Marcus & Millichap Secures $123M Refinancing for Bay Area Luxury Multifamily Property
Event summary
- Marcus & Millichap's IPA Capital Markets arranged $123M in debt financing for a 268-unit luxury multifamily property in Burlingame, California.
- The five-year loan features a 5.09% interest rate, 1.10x DSCR, and interest-only payments, with $26M in preferred equity from Tokyu Land US Corporation.
- The property is located less than four miles from San Francisco International Airport and includes high-end amenities such as a fitness center, clubhouse, and coworking lounge.

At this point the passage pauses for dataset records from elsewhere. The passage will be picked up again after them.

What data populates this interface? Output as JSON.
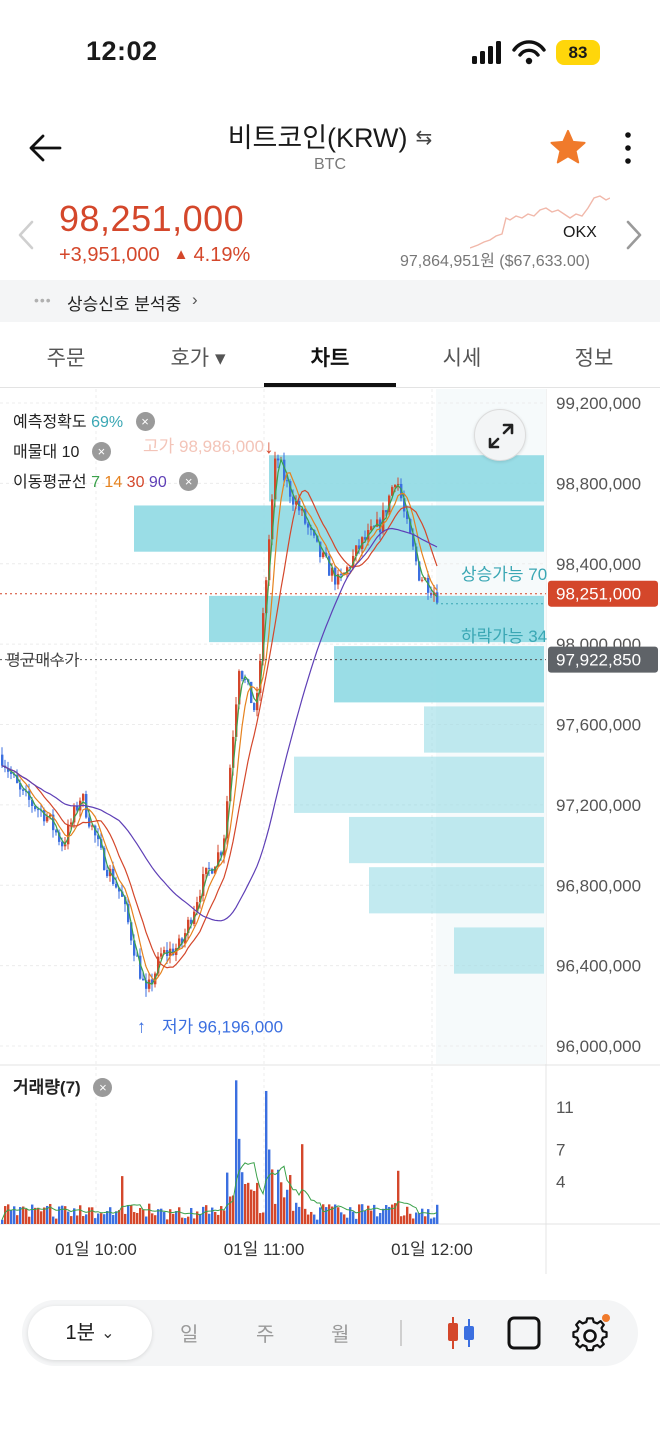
{
  "status_bar": {
    "time": "12:02",
    "battery": "83"
  },
  "header": {
    "title": "비트코인(KRW)",
    "swap_symbol": "⇆",
    "subtitle": "BTC"
  },
  "price": {
    "current": "98,251,000",
    "change_amount": "+3,951,000",
    "change_triangle": "▲",
    "change_percent": "4.19%",
    "exchange": "OKX",
    "exchange_price": "97,864,951원 ($67,633.00)"
  },
  "signal": {
    "text": "상승신호 분석중",
    "chevron": "›"
  },
  "tabs": [
    {
      "label": "주문"
    },
    {
      "label": "호가 ▾"
    },
    {
      "label": "차트"
    },
    {
      "label": "시세"
    },
    {
      "label": "정보"
    }
  ],
  "legend": {
    "accuracy_label": "예측정확도",
    "accuracy_value": "69%",
    "volume_profile_label": "매물대",
    "volume_profile_value": "10",
    "ma_label": "이동평균선",
    "ma_periods": [
      "7",
      "14",
      "30",
      "90"
    ],
    "close_symbol": "×"
  },
  "chart_data": {
    "type": "candlestick",
    "y_axis_ticks": [
      "99,200,000",
      "98,800,000",
      "98,400,000",
      "98,000,000",
      "97,600,000",
      "97,200,000",
      "96,800,000",
      "96,400,000",
      "96,000,000"
    ],
    "ylim": [
      96000000,
      99200000
    ],
    "x_axis_ticks": [
      "01일 10:00",
      "01일 11:00",
      "01일 12:00"
    ],
    "current_price_label": "98,251,000",
    "avg_buy_price_label": "97,922,850",
    "avg_buy_label": "평균매수가",
    "high_label": "고가 98,986,000",
    "low_label": "저가 96,196,000",
    "rise_possible_label": "상승가능 70",
    "fall_possible_label": "하락가능 34",
    "volume_title": "거래량(7)",
    "volume_ticks": [
      "11",
      "7",
      "4"
    ],
    "volume_profile_levels": [
      {
        "low": 98450000,
        "high": 98700000,
        "strength": 0.82
      },
      {
        "low": 98700000,
        "high": 98950000,
        "strength": 0.55
      },
      {
        "low": 98000000,
        "high": 98250000,
        "strength": 0.67
      },
      {
        "low": 97700000,
        "high": 98000000,
        "strength": 0.42
      },
      {
        "low": 97450000,
        "high": 97700000,
        "strength": 0.24
      },
      {
        "low": 97150000,
        "high": 97450000,
        "strength": 0.5
      },
      {
        "low": 96900000,
        "high": 97150000,
        "strength": 0.39
      },
      {
        "low": 96650000,
        "high": 96900000,
        "strength": 0.35
      },
      {
        "low": 96350000,
        "high": 96600000,
        "strength": 0.18
      }
    ],
    "colors": {
      "up": "#d4472b",
      "down": "#3b6fe0",
      "ma7": "#3aa14a",
      "ma14": "#e6821e",
      "ma30": "#d4472b",
      "ma90": "#5e3fb6",
      "profile": "#8fd9e3"
    }
  },
  "toolbar": {
    "interval": "1분",
    "interval_chevron": "⌄",
    "periods": [
      "일",
      "주",
      "월"
    ]
  }
}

- The deal was secured by Brian Eisendrath, Cameron Chalfant, Anita Paryani-Rice, and Jesse Zarouk of IPA Capital Markets in Los Angeles.
The big picture
This $123M refinancing deal underscores the continued appetite for luxury multifamily properties in high-demand urban areas like Burlingame. The strategic use of preferred equity alongside traditional debt financing highlights the evolving capital structures in commercial real estate. Marcus & Millichap's ability to secure favorable terms for its client reflects the firm's strong positioning in the capital markets space, particularly in the multifamily sector.
What we're watching
- Debt Market Trends
- How the 5.09% interest rate and 1.10x DSCR structure will influence future refinancing deals in the multifamily sector.
- Preferred Equity Demand
- Whether the inclusion of $26M in preferred equity from Tokyu Land US Corporation signals a growing trend in multifamily property financing.
- Bay Area Market Dynamics
- The pace at which similar luxury multifamily properties in the Bay Area will seek refinancing amid current market conditions.